O diálogo Ciência e Arte

Do século XIX até os nossos dias, a Ciência e a Arte se consolidaram como dois "Campos" independentes, cada um com as suas especificidades, lógicas internas, divisões, formações discursivas, relações de poder e hierarquias próprias. Para Bourdieu (1989), um Campo pode ser definido como uma rede ou como um conjunto de relações objetivas entre posições definidas a partir das diferentes posições que os atores (sujeitos, agentes ou instituições) ocupam numa determinada situação (atual ou potencial) na estrutura da distribuição das diferentes espécies de poder (ou de capital). A posse de tal capital proporciona uma posição hierárquica (dominação, subordinação, dependência, homologia etc.) em relação aos outros atores que participam do mesmo jogo.
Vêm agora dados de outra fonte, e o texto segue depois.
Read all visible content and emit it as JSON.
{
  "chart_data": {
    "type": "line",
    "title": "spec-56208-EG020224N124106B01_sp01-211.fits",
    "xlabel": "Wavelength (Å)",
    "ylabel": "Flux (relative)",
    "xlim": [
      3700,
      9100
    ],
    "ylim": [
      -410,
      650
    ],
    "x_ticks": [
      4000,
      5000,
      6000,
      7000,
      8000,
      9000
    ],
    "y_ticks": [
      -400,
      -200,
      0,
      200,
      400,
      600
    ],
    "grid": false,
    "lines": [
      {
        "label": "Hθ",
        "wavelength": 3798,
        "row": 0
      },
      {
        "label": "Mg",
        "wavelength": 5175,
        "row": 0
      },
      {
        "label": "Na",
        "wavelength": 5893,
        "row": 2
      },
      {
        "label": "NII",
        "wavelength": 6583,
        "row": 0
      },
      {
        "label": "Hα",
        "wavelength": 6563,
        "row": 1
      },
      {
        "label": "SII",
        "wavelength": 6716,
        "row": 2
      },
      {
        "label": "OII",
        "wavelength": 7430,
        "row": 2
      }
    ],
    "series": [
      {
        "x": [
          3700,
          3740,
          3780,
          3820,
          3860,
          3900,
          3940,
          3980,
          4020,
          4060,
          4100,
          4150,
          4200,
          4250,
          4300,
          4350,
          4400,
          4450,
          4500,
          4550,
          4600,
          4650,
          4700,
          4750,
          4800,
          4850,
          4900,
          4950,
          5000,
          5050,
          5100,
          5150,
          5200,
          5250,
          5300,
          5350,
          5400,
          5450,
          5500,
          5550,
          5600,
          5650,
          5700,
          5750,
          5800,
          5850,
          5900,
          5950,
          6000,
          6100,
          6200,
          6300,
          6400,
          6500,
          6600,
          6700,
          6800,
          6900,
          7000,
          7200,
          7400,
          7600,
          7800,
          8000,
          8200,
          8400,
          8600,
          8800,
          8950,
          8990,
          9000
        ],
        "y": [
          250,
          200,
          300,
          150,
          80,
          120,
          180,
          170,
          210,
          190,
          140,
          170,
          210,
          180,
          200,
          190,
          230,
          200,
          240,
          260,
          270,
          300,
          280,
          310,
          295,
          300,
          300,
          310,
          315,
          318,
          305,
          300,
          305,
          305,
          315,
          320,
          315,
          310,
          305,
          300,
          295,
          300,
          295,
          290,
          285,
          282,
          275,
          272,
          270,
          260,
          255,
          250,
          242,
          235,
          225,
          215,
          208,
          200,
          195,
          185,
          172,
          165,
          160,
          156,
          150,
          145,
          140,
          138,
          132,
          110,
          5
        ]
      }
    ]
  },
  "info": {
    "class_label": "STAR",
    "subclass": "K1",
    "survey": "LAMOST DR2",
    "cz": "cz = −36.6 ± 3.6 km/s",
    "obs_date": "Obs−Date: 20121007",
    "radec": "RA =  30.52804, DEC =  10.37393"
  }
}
Esse poder hierárquico que é estruturado e ao mesmo tempo estrutura as ações e define as relações no campo que, por sua vez, é dinâmico e mutável, refletindo a dinâmica das posições e das relações de poder próprias a cada campo.
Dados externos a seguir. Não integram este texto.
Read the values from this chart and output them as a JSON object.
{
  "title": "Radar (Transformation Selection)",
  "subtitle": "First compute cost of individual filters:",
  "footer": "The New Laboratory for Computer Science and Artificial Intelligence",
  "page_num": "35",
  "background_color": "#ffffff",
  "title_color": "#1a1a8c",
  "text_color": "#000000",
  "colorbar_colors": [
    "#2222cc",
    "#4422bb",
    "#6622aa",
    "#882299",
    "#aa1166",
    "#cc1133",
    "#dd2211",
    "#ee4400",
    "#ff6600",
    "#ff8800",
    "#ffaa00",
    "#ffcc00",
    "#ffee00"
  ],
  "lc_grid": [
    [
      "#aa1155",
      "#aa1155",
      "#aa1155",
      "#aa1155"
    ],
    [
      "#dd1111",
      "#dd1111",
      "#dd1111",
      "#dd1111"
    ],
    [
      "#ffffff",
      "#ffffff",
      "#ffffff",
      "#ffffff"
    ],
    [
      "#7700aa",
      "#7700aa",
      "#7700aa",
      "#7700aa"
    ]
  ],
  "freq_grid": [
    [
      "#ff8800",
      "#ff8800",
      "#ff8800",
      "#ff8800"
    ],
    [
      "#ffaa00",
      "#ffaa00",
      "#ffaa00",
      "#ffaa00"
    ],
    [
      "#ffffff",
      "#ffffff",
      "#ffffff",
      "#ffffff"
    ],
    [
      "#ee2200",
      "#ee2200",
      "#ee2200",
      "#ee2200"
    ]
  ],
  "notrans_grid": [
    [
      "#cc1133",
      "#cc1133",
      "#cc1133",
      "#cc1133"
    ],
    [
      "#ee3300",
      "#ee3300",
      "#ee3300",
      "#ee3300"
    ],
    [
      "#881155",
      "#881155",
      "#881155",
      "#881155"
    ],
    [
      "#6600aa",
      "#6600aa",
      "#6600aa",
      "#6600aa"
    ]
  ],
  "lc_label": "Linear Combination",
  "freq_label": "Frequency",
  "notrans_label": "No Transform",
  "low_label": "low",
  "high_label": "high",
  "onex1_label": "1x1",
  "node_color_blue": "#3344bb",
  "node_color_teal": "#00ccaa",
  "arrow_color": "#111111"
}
A concepção de arte e ciência que temos hoje reproduz não apenas o nosso habitus de classe, como também a forma como esses saberes estão estruturados na sociedade. Na acepção de Bourdieu (1989), a memória do campo é assimilada e repetida quase que automaticamente por meio do habitus, que é um sistema de disposições duradouras adquiridas pelo indivíduo durante o processo de socialização. O habitus nos fornece os esquemas de percepção e apreciação, as estruturas cognitivas e avaliadoras, os modos de compreensão e reprodução do mundo social, de modo a organizar as condições objetivas de existência em princípios de ação, percepção e reflexão quase que inconscientes. Os comportamentos e valores aprendidos são considerados como óbvios, naturais, reproduzindo as regras sem reflexão. Para aproximarmos ciência e arte, torna-se então necessário conhecermos cada Campo e, a partir daí, buscarmos outra dimensão do pensamento que possa identificar os pontos divergentes, encontrar pontos convergentes, trazer à tona o que está por trás de cada discurso, método ou teoria, de modo a conhecer melhor cada um dos dois campos para saber como entendê-los e articulá-los.
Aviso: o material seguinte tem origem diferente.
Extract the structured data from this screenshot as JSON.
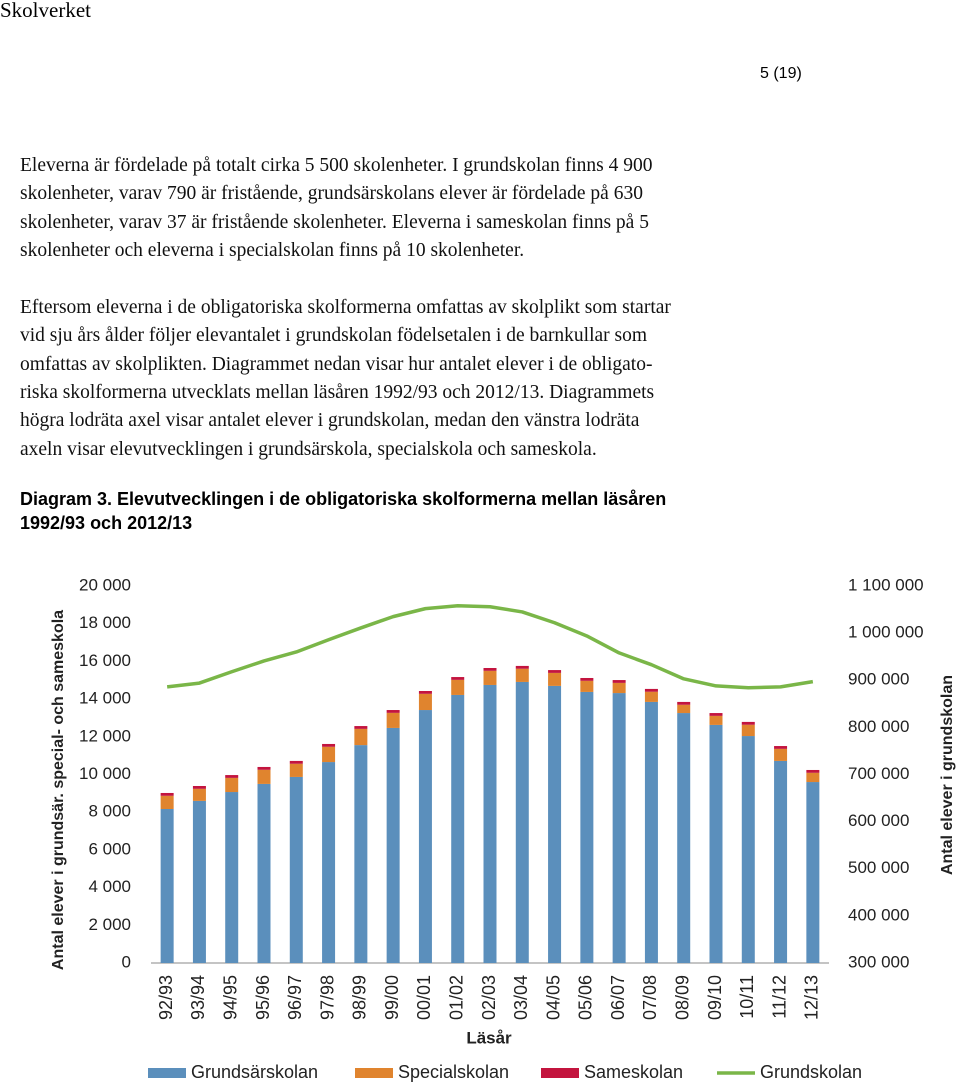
{
  "header": {
    "organization": "Skolverket",
    "page": "5 (19)"
  },
  "paragraphs": [
    [
      "Eleverna är fördelade på totalt cirka 5 500 skolenheter. I grundskolan finns 4 900",
      "skolenheter, varav 790 är fristående, grundsärskolans elever är fördelade på 630",
      "skolenheter, varav 37 är fristående skolenheter. Eleverna i sameskolan finns på 5",
      "skolenheter och eleverna i specialskolan finns på 10 skolenheter."
    ],
    [
      "Eftersom eleverna i de obligatoriska skolformerna omfattas av skolplikt som startar",
      "vid sju års ålder följer elevantalet i grundskolan födelsetalen i de barnkullar som",
      "omfattas av skolplikten. Diagrammet nedan visar hur antalet elever i de obligato-",
      "riska skolformerna utvecklats mellan läsåren 1992/93 och 2012/13. Diagrammets",
      "högra lodräta axel visar antalet elever i grundskolan, medan den vänstra lodräta",
      "axeln visar elevutvecklingen i grundsärskola, specialskola och sameskola."
    ]
  ],
  "caption": [
    "Diagram 3. Elevutvecklingen i de obligatoriska skolformerna mellan läsåren",
    "1992/93 och 2012/13"
  ],
  "chart_data": {
    "type": "bar",
    "stacked": true,
    "x_label": "Läsår",
    "y_label": "Antal elever i grundsär. special- och sameskola",
    "y2_label": "Antal elever i grundskolan",
    "categories": [
      "92/93",
      "93/94",
      "94/95",
      "95/96",
      "96/97",
      "97/98",
      "98/99",
      "99/00",
      "00/01",
      "01/02",
      "02/03",
      "03/04",
      "04/05",
      "05/06",
      "06/07",
      "07/08",
      "08/09",
      "09/10",
      "10/11",
      "11/12",
      "12/13"
    ],
    "series": [
      {
        "name": "Grundsärskolan",
        "color": "#5b8fbc",
        "values": [
          8170,
          8600,
          9070,
          9500,
          9870,
          10660,
          11560,
          12470,
          13420,
          14220,
          14750,
          14910,
          14700,
          14380,
          14320,
          13850,
          13260,
          12630,
          12040,
          10720,
          9600
        ]
      },
      {
        "name": "Specialskolan",
        "color": "#e0842e",
        "values": [
          700,
          640,
          750,
          750,
          700,
          810,
          860,
          800,
          860,
          800,
          750,
          700,
          690,
          590,
          540,
          540,
          440,
          480,
          600,
          640,
          490
        ]
      },
      {
        "name": "Sameskolan",
        "color": "#c3143e",
        "values": [
          150,
          150,
          150,
          150,
          150,
          150,
          150,
          150,
          150,
          150,
          150,
          150,
          150,
          150,
          150,
          150,
          150,
          150,
          150,
          150,
          150
        ]
      },
      {
        "name": "Grundskolan",
        "color": "#7ab648",
        "type": "line",
        "axis": "y2",
        "values": [
          886000,
          894000,
          918000,
          941000,
          960000,
          986000,
          1011000,
          1035000,
          1052000,
          1058000,
          1056000,
          1045000,
          1022000,
          994000,
          958000,
          933000,
          903000,
          888000,
          884000,
          886000,
          897000
        ]
      }
    ],
    "ylim": [
      0,
      20000
    ],
    "yticks": [
      0,
      {
        "value": 2000,
        "label": "2 000"
      },
      {
        "value": 4000,
        "label": "4 000"
      },
      {
        "value": 6000,
        "label": "6 000"
      },
      {
        "value": 8000,
        "label": "8 000"
      },
      {
        "value": 10000,
        "label": "10 000"
      },
      {
        "value": 12000,
        "label": "12 000"
      },
      {
        "value": 14000,
        "label": "14 000"
      },
      {
        "value": 16000,
        "label": "16 000"
      },
      {
        "value": 18000,
        "label": "18 000"
      },
      {
        "value": 20000,
        "label": "20 000"
      }
    ],
    "y2lim": [
      300000,
      1100000
    ],
    "y2ticks": [
      {
        "value": 300000,
        "label": "300 000"
      },
      {
        "value": 400000,
        "label": "400 000"
      },
      {
        "value": 500000,
        "label": "500 000"
      },
      {
        "value": 600000,
        "label": "600 000"
      },
      {
        "value": 700000,
        "label": "700 000"
      },
      {
        "value": 800000,
        "label": "800 000"
      },
      {
        "value": 900000,
        "label": "900 000"
      },
      {
        "value": 1000000,
        "label": "1 000 000"
      },
      {
        "value": 1100000,
        "label": "1 100 000"
      }
    ],
    "grid": false,
    "legend": "bottom"
  }
}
O processo de industrialização da ciência e de mercantilização da arte refletem, cada um a seu modo, os compromissos desses campos com os centros de decisão do poder econômico, social e político, que cada vez mais vão influenciar, interferir, intermediar, direcionar e definir as "prioridades" do pensamento científico. Bourdieu (2004) afirma que o campo científico é um mundo social e, como tal, faz imposições, solicitações – que são, no entanto, relativamente independentes das pressões do mundo social global que o envolve. Contudo, essa independência é sempre relativa, o grau de autonomia ou heteronomia de um campo se dá de acordo com a sua capacidade de negociação com o mundo exterior e peso político ou econômico na hora da decisão.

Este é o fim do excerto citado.